À travers une réflexion sur sa sexualité et sur son parcours de vie, Ovidie livre un témoignage sans détour. Avec beaucoup de sincérité elle déconstruit les comportements sexistes et violents des hommes qu’elle a pu croiser dans sa vie. L’autrice entame une grève du sexe pendant quatre ans et décide d’écrire sur son vécu par rapport aux changements que cela va occasionner dans sa vie, autour d’elle mais aussi les réflexions que cela amorcent. Ce livre découle de ce passage à l’écrit et on sent la colère qui affleure. C’est une lecture importante qui bouscule le lecteur et que je vous recommande. Vraiment un bouquin à partager autour de soi.
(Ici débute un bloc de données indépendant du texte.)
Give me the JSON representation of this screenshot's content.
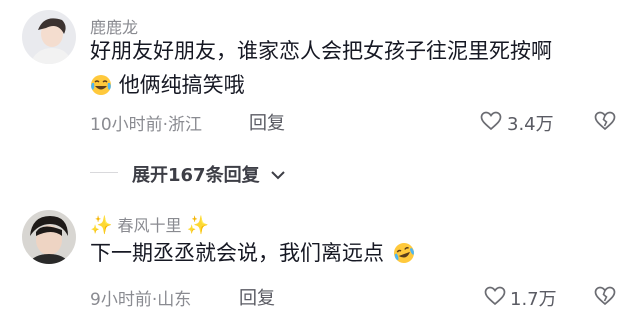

La chair est triste hélas, ed. Julliard, 18 euros, 160 pages.

Le soleil ne brille pas pour tout le monde / Audrey Sabardeil

Un premier roman noir qui fait penser à Izzo et à sa manière singulière de camper une atmosphère.
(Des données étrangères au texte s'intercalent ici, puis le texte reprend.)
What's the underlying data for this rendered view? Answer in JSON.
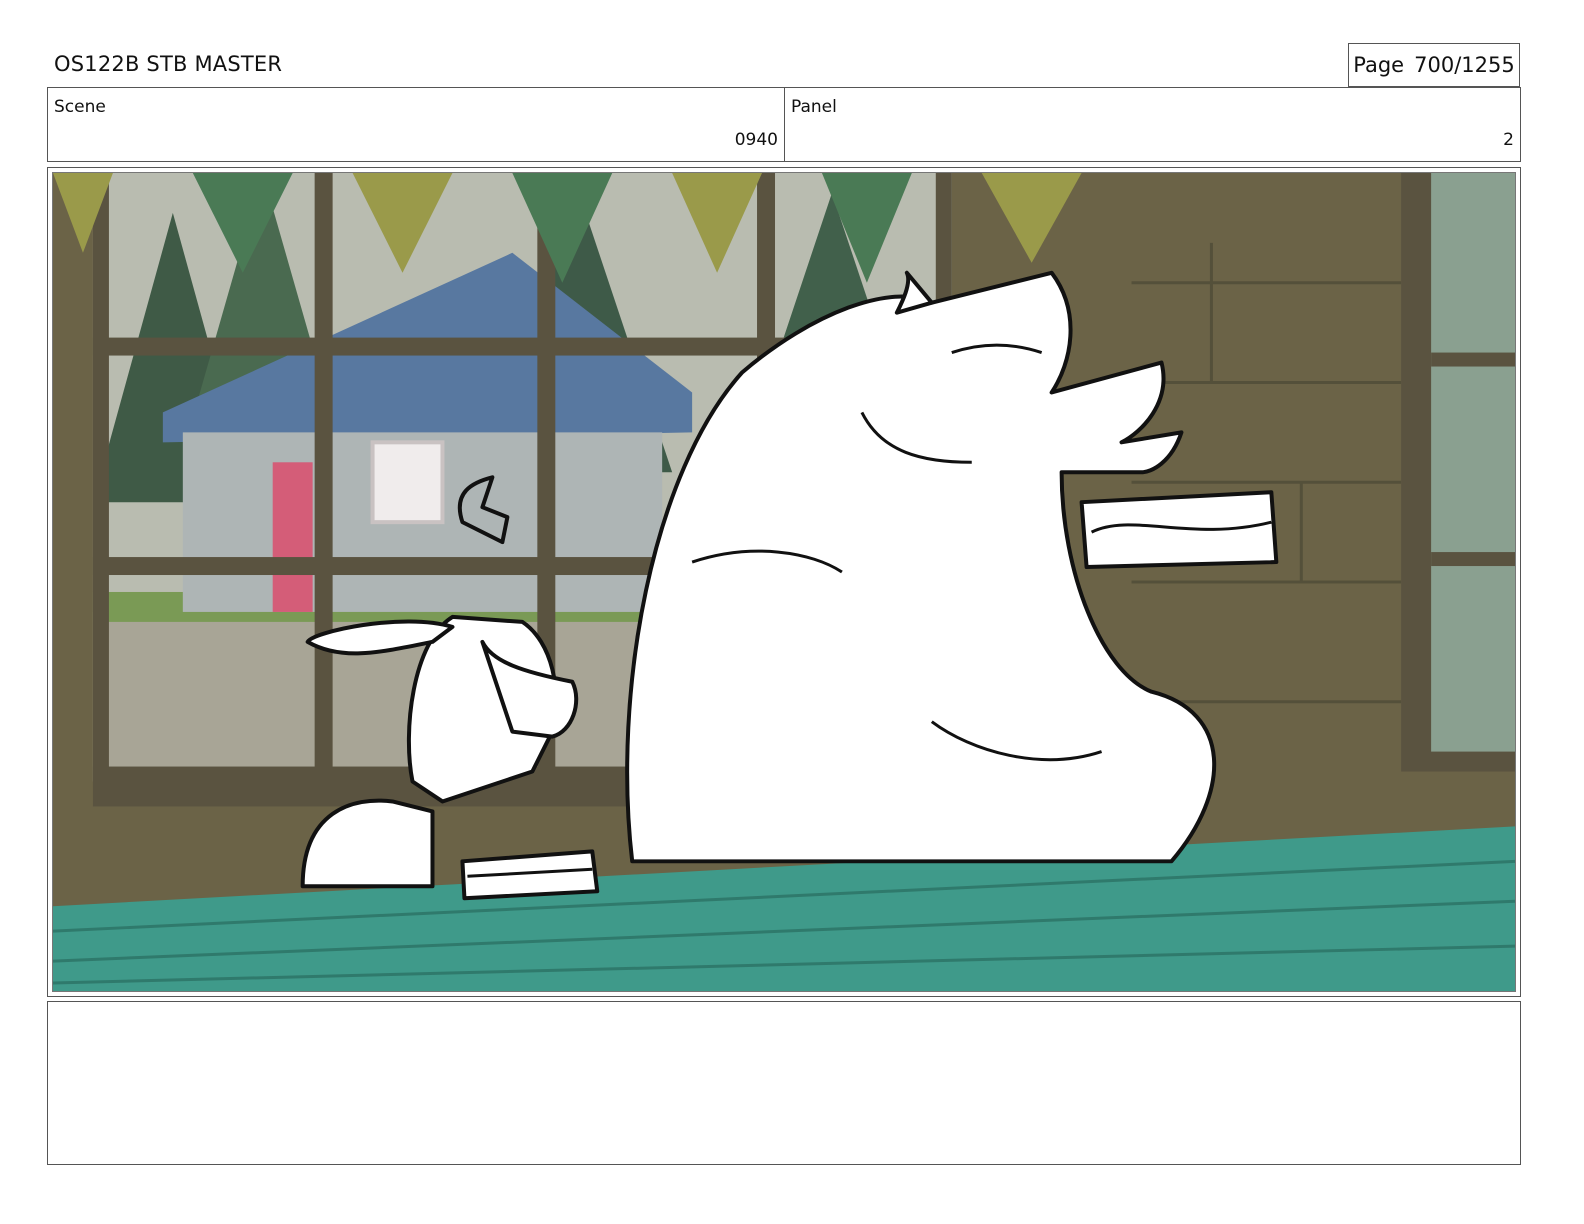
{
  "header": {
    "doc_title": "OS122B STB MASTER",
    "page_label": "Page",
    "page_number": "700/1255"
  },
  "scene": {
    "label": "Scene",
    "value": "0940"
  },
  "panel": {
    "label": "Panel",
    "value": "2"
  },
  "notes": {
    "text": ""
  },
  "colors": {
    "wall_brown": "#6b6347",
    "table_teal": "#3f9a8a",
    "window_frame": "#5a5340",
    "pennant_green": "#4a7a55",
    "pennant_yellow": "#9a9a4a",
    "cabin_roof": "#5878a0"
  }
}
Audrey Sabardeil écrit un roman noir qui prend son temps et qui se déroule à Marseille. On découvre Stéphane un personnage un peu en galère qui vaque de job en job et qui finit toujours par atterrir dans le bar de son compère Fredo à un moment dans la journée. Steph est un personnage un peu à la marge qui aime se retrouver dans le troquet de son pote plutôt réac pour déconnecter d’un quotidien compliqué. D’autant plus qu’une jeune serveuse qu’il croise régulièrement là-bas, Kahina, a tendance à rendre ses journées plus belles lorsqu’il la voit et qu’il discute avec elle. Il finit par trouver un job temporaire dans une pizzeria au début du roman, mais son quotidien plutôt morose bascule le jour où une ancienne connaissance à lui débarque en lui demandant un service. Il doit cacher une arme un moment sans préciser pour quelle raison. C’est le début de nouvelles emmerdes pour Steph, des emmerdes d’une autre envergure. L’autrice prend le temps de camper ses personnages et l’environnement marseillais, on pense à Izzo sur certains passages comme l’a très bien relevé Guillaume Chérel sur une chronique du livre sur son blog. On se laisse porter par cette histoire, par cette atmosphère et on se laisse surtout porter par des personnages bien amenés. L’intrigue n’est pas forcément la plus originale mais je trouve que le sel de ce roman noir n’est pas là uniquement. Lorsque les choses s’accélèrent dans la deuxième partie le roman devient vraiment prenant. « Le soleil ne brille pas pour tout le monde » est une belle découverte, dans la lignée des polars où la ville peut devenir un personnage à part entière. Je suis curieux de lire un nouveau roman de l’autrice et de voir comment va évoluer son travail.

Le soleil ne brille pas pour tout le monde, ed. M+ éditions, 15,80 euros, 168 pages.

Une petite société / Noëlle Renaude

La romancière pose sa focale sur des personnages qui s’agitent autour d’une maison bien mystérieuse.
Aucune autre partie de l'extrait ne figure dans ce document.